ABSTRACT: Chromatography Helps Optimize Development of Diatomite in the South Belridge Field, Kern County, California

Production in South Belridge field consists of heavy oil from shallow sands of the Tulare Formation and intermediate to light oil from the underlying diatomite of the Monterey Formation. Productivity of early diatomite wells in the southern end of the field was quite variable. Although there was a clear relationship between productivity and oil gravity, it was not possible to predict oil gravity prior to completion. Many of the very long completion intervals yielded low oil rates and marginal economics.

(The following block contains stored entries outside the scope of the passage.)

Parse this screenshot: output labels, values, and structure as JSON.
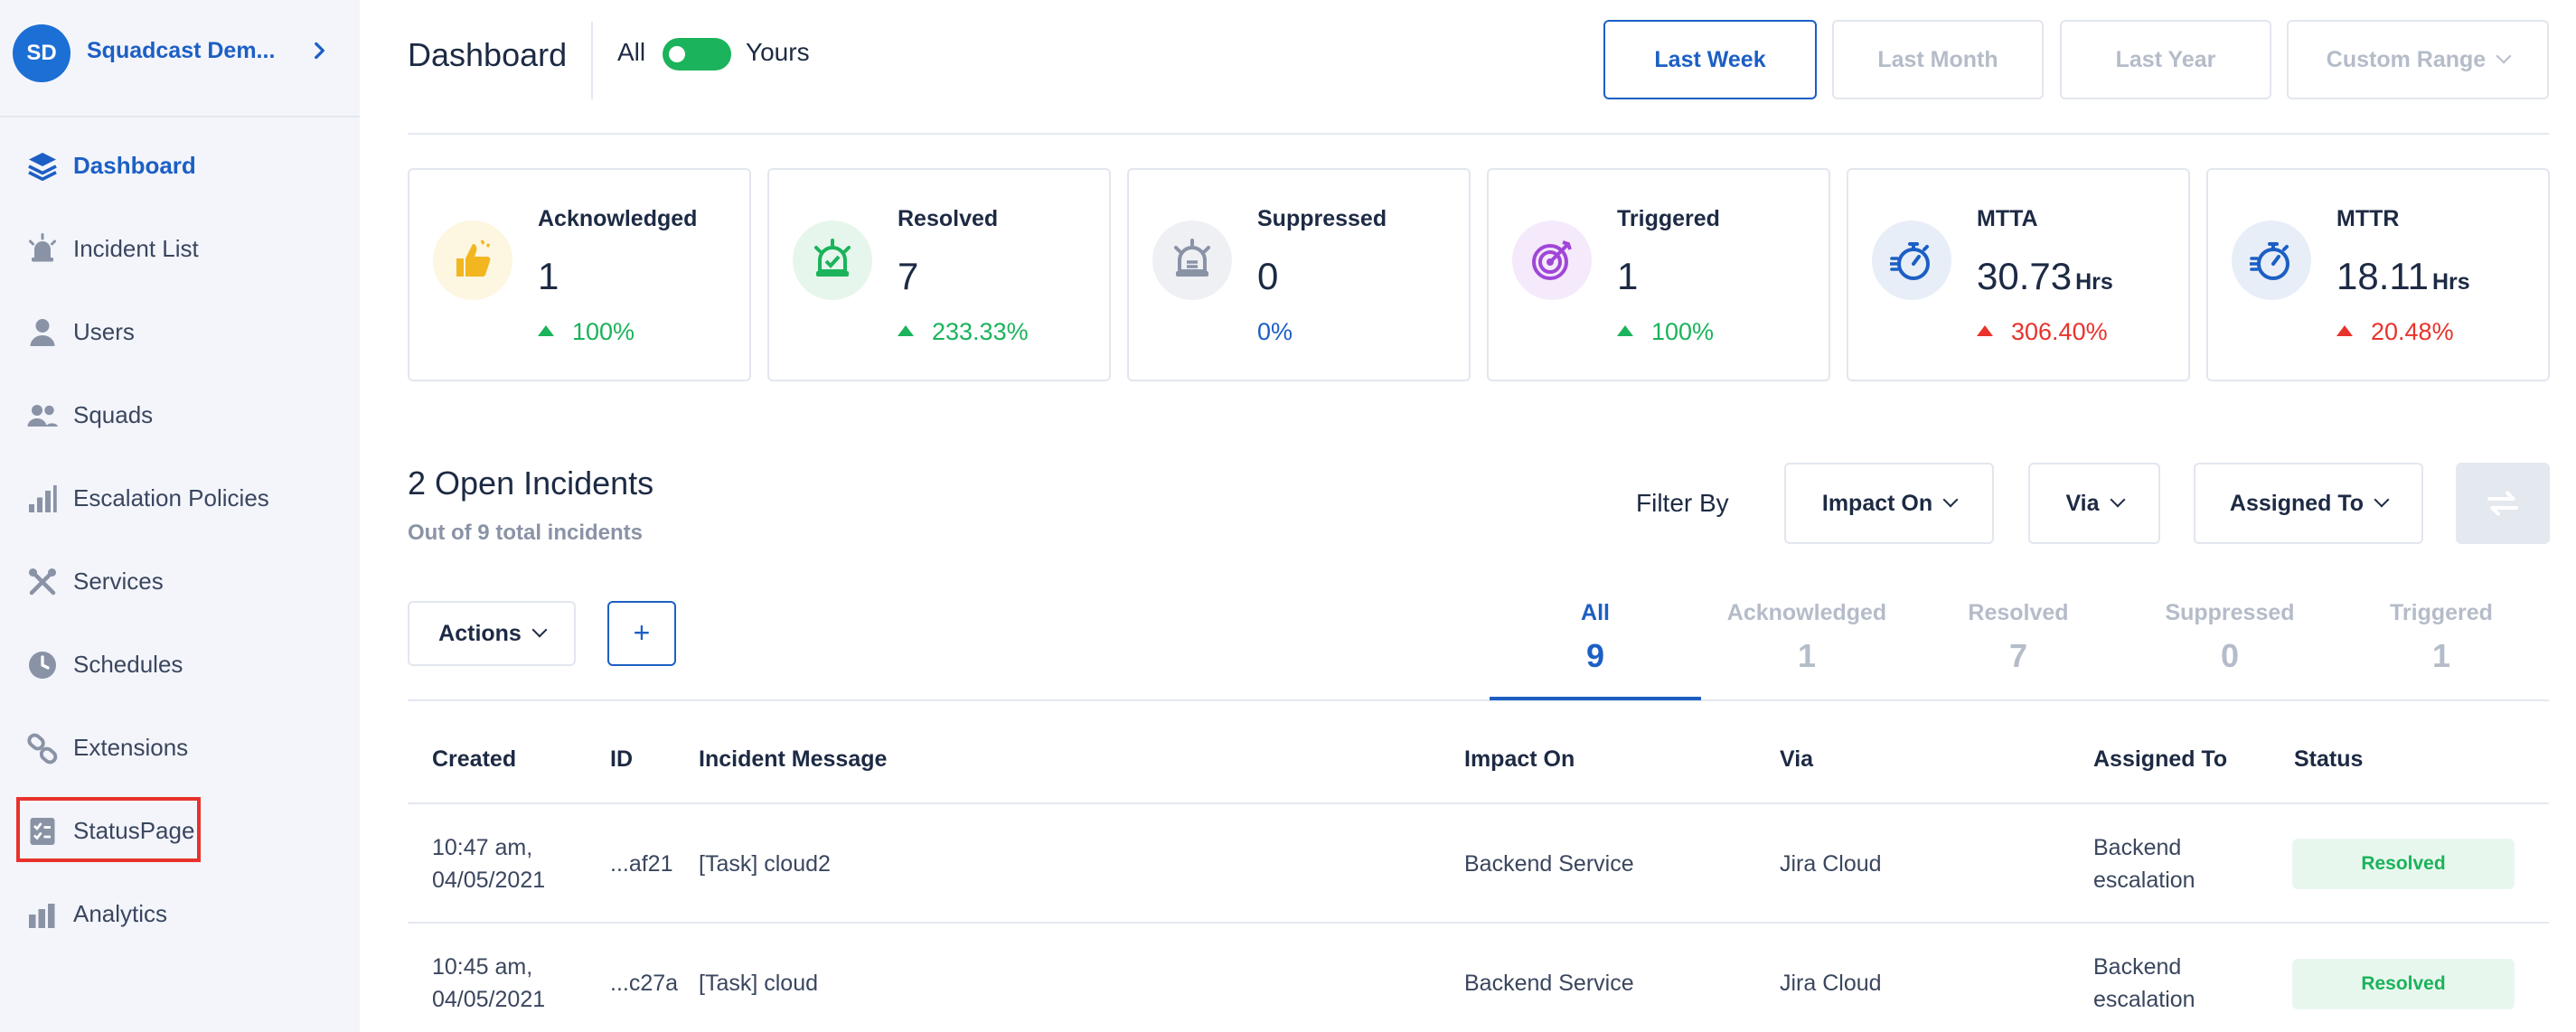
{
  "org": {
    "initials": "SD",
    "name": "Squadcast Dem..."
  },
  "sidebar": {
    "items": [
      {
        "label": "Dashboard",
        "icon": "layers-icon"
      },
      {
        "label": "Incident List",
        "icon": "siren-icon"
      },
      {
        "label": "Users",
        "icon": "user-icon"
      },
      {
        "label": "Squads",
        "icon": "users-icon"
      },
      {
        "label": "Escalation Policies",
        "icon": "bar-steps-icon"
      },
      {
        "label": "Services",
        "icon": "tools-icon"
      },
      {
        "label": "Schedules",
        "icon": "clock-icon"
      },
      {
        "label": "Extensions",
        "icon": "link-icon"
      },
      {
        "label": "StatusPage",
        "icon": "checklist-icon"
      },
      {
        "label": "Analytics",
        "icon": "bar-chart-icon"
      }
    ]
  },
  "header": {
    "title": "Dashboard",
    "scope_all": "All",
    "scope_yours": "Yours",
    "ranges": [
      "Last Week",
      "Last Month",
      "Last Year",
      "Custom Range"
    ]
  },
  "stats": [
    {
      "title": "Acknowledged",
      "value": "1",
      "unit": "",
      "change": "100%",
      "trend": "up-good",
      "icon": "thumbs-up-icon",
      "icon_color": "#f2b620",
      "icon_bg": "#fdf6e0"
    },
    {
      "title": "Resolved",
      "value": "7",
      "unit": "",
      "change": "233.33%",
      "trend": "up-good",
      "icon": "siren-check-icon",
      "icon_color": "#1bb35b",
      "icon_bg": "#e6f6ec"
    },
    {
      "title": "Suppressed",
      "value": "0",
      "unit": "",
      "change": "0%",
      "trend": "neutral",
      "icon": "siren-muted-icon",
      "icon_color": "#8a93a6",
      "icon_bg": "#eef0f4"
    },
    {
      "title": "Triggered",
      "value": "1",
      "unit": "",
      "change": "100%",
      "trend": "up-good",
      "icon": "target-icon",
      "icon_color": "#a046d8",
      "icon_bg": "#f4eafb"
    },
    {
      "title": "MTTA",
      "value": "30.73",
      "unit": "Hrs",
      "change": "306.40%",
      "trend": "up-bad",
      "icon": "stopwatch-icon",
      "icon_color": "#1c5fc4",
      "icon_bg": "#e8eef8"
    },
    {
      "title": "MTTR",
      "value": "18.11",
      "unit": "Hrs",
      "change": "20.48%",
      "trend": "up-bad",
      "icon": "stopwatch-icon",
      "icon_color": "#1c5fc4",
      "icon_bg": "#e8eef8"
    }
  ],
  "incidents": {
    "title": "2 Open Incidents",
    "subtitle": "Out of 9 total incidents",
    "filter_label": "Filter By",
    "filters": [
      "Impact On",
      "Via",
      "Assigned To"
    ],
    "actions_label": "Actions",
    "add_label": "+",
    "tabs": [
      {
        "label": "All",
        "count": "9"
      },
      {
        "label": "Acknowledged",
        "count": "1"
      },
      {
        "label": "Resolved",
        "count": "7"
      },
      {
        "label": "Suppressed",
        "count": "0"
      },
      {
        "label": "Triggered",
        "count": "1"
      }
    ],
    "columns": [
      "Created",
      "ID",
      "Incident Message",
      "Impact On",
      "Via",
      "Assigned To",
      "Status"
    ],
    "rows": [
      {
        "created_time": "10:47 am,",
        "created_date": "04/05/2021",
        "id": "...af21",
        "message": "[Task] cloud2",
        "impact": "Backend Service",
        "via": "Jira Cloud",
        "assigned_1": "Backend",
        "assigned_2": "escalation",
        "status": "Resolved"
      },
      {
        "created_time": "10:45 am,",
        "created_date": "04/05/2021",
        "id": "...c27a",
        "message": "[Task] cloud",
        "impact": "Backend Service",
        "via": "Jira Cloud",
        "assigned_1": "Backend",
        "assigned_2": "escalation",
        "status": "Resolved"
      }
    ]
  }
}
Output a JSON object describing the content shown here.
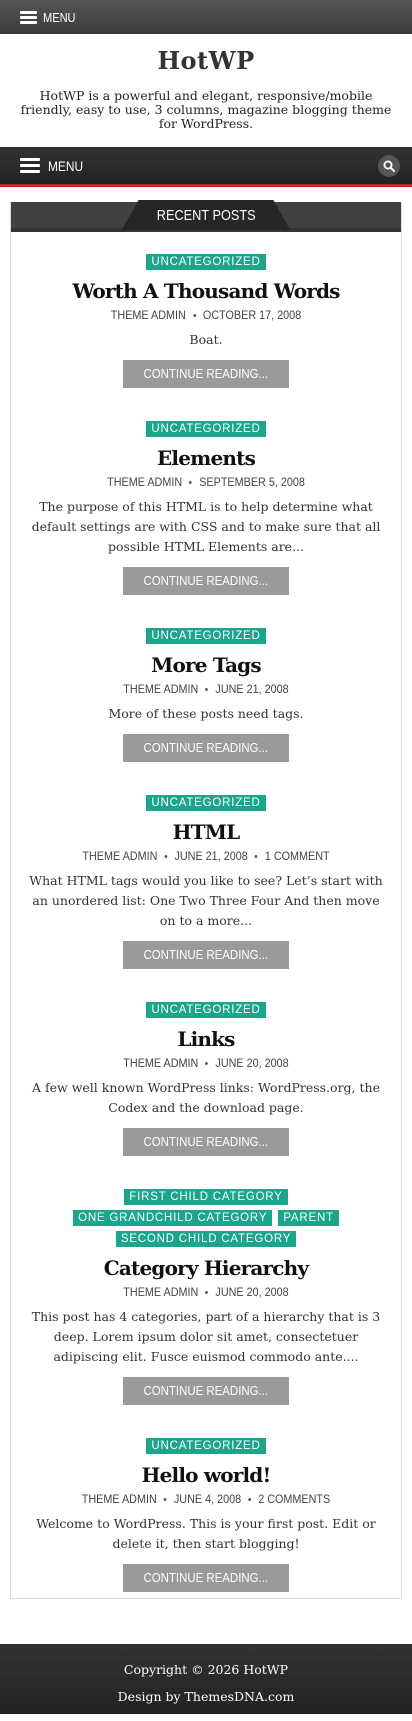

Analysis of sidewall cores using chromatography demonstrated that two oil types, type A and type B, could be distinguished. Type A is a highly biodegraded, heavy (12-22 degrees API) oil. High viscosity (15-1000 cp) combined with low matrix permeability in the diatomite (less than 1 md) results in poor productivity. Type B is less biodegraded and is characterized by pristane, phytane, and other lighter hydrocarbons. API gravity of type B ranges from 25 to 34 degrees, and viscosity ranges from 1 to 11 cp. Lower viscosity of type B results in improved productivity.

Comparison of chromatographic data from sidewall cores with production tests shows that the n-C17 + n-C18 to pristane + phytane ratio determined from cores can be used to select completion intervals with type B oil. Chromatographic data from several wells has been used to show that the boundary between oil types is a well-defined surface, paralleling the crest of the structure, but dipping more steeply along the flanks and nose. Identification of the light oil "fairway" has permitted optimization of well placement and completion intervals.

AAPG Search and Discovery Article #90992©1993 AAPG Pacific Section Meeting, Long Beach, California, May 5-7, 1993.